これならば安心して、勇者パーティーと戦闘できるであろう。


「リサイクル。リサイクル」

スパスは、地面に落ちたクロスボウのボルトを拾う。


「マメね。意外な一面だわ」


スパスに感心していると、キュリアが納刀し、先頭にいる私へ近寄ってきた。


「さて、使役していた魔人は来ますかね?」


「どうかしらね。うじゃうじゃ来たりしてねっ」


「脅かさないで下さいよ」


私たちは廊下で、魔人が来るのを待ち構えた。



漫画やアニメなどでよく、狭い通路であれば一対一だから個の力が物をいうというシーンがある。

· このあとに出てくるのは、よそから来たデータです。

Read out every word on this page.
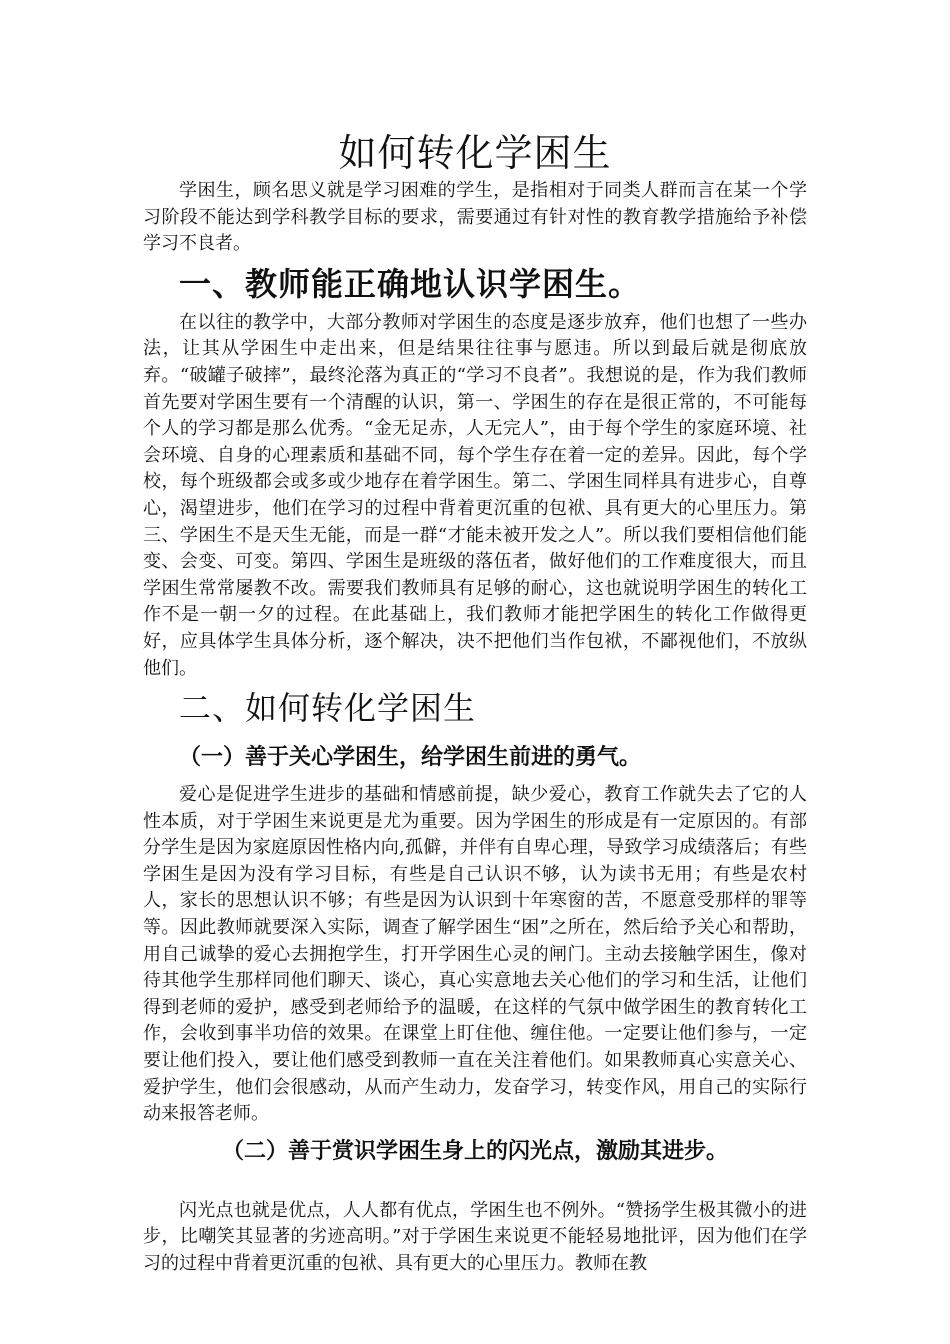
如何转化学困生

学困生，顾名思义就是学习困难的学生，是指相对于同类人群而言在某一个学习阶段不能达到学科教学目标的要求，需要通过有针对性的教育教学措施给予补偿学习不良者。

一、教师能正确地认识学困生。

在以往的教学中，大部分教师对学困生的态度是逐步放弃，他们也想了一些办法，让其从学困生中走出来，但是结果往往事与愿违。所以到最后就是彻底放弃。“破罐子破摔”，最终沦落为真正的“学习不良者”。我想说的是，作为我们教师首先要对学困生要有一个清醒的认识，第一、学困生的存在是很正常的，不可能每个人的学习都是那么优秀。“金无足赤，人无完人”，由于每个学生的家庭环境、社会环境、自身的心理素质和基础不同，每个学生存在着一定的差异。因此，每个学校，每个班级都会或多或少地存在着学困生。第二、学困生同样具有进步心，自尊心，渴望进步，他们在学习的过程中背着更沉重的包袱、具有更大的心里压力。第三、学困生不是天生无能，而是一群“才能未被开发之人”。所以我们要相信他们能变、会变、可变。第四、学困生是班级的落伍者，做好他们的工作难度很大，而且学困生常常屡教不改。需要我们教师具有足够的耐心，这也就说明学困生的转化工作不是一朝一夕的过程。在此基础上，我们教师才能把学困生的转化工作做得更好，应具体学生具体分析，逐个解决，决不把他们当作包袱，不鄙视他们，不放纵他们。

二、如何转化学困生
（一）善于关心学困生，给学困生前进的勇气。

爱心是促进学生进步的基础和情感前提，缺少爱心，教育工作就失去了它的人性本质，对于学困生来说更是尤为重要。因为学困生的形成是有一定原因的。有部分学生是因为家庭原因性格内向,孤僻，并伴有自卑心理，导致学习成绩落后；有些学困生是因为没有学习目标，有些是自己认识不够，认为读书无用；有些是农村人，家长的思想认识不够；有些是因为认识到十年寒窗的苦，不愿意受那样的罪等等。因此教师就要深入实际，调查了解学困生“困”之所在，然后给予关心和帮助，用自己诚挚的爱心去拥抱学生，打开学困生心灵的闸门。主动去接触学困生，像对待其他学生那样同他们聊天、谈心，真心实意地去关心他们的学习和生活，让他们得到老师的爱护，感受到老师给予的温暖，在这样的气氛中做学困生的教育转化工作，会收到事半功倍的效果。在课堂上盯住他、缠住他。一定要让他们参与，一定要让他们投入，要让他们感受到教师一直在关注着他们。如果教师真心实意关心、爱护学生，他们会很感动，从而产生动力，发奋学习，转变作风，用自己的实际行动来报答老师。

（二）善于赏识学困生身上的闪光点，激励其进步。

闪光点也就是优点，人人都有优点，学困生也不例外。“赞扬学生极其微小的进步，比嘲笑其显著的劣迹高明。”对于学困生来说更不能轻易地批评，因为他们在学习的过程中背着更沉重的包袱、具有更大的心里压力。教师在教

ゲームの世界では、どうかというと、余程の実力差が無いと不可能だ。

特にFPS等では、圧倒的な物量によるゴリ押しには、なかなか対抗できない。


では、魔法や魔術の存在するこの世界は、どうであろうか?


その疑問が沸いた時、私は以前にハマっていたあるゲームを思い起こした。

それはフォートレスという、籠城戦がメインのVR型FPSだった。

籠城戦がメインである為、護る側には様々な防御手段が用意されており、例えばだがSFの様なバリアシールドを展開したり出来るのだ。

丁度この世界での戦闘に近い。


通路での戦闘はこの世界においても、防御手段さえあれば数の暴力で押されようと、個の力で打ち勝ち挽回できるであろう。


それは元の現実世界でも同じだった。

防御に向くレーザー兵器の発展により、遠距離からの旧式ミサイル攻撃が過去の物と化してしまった2050年の世界においてもなのだ。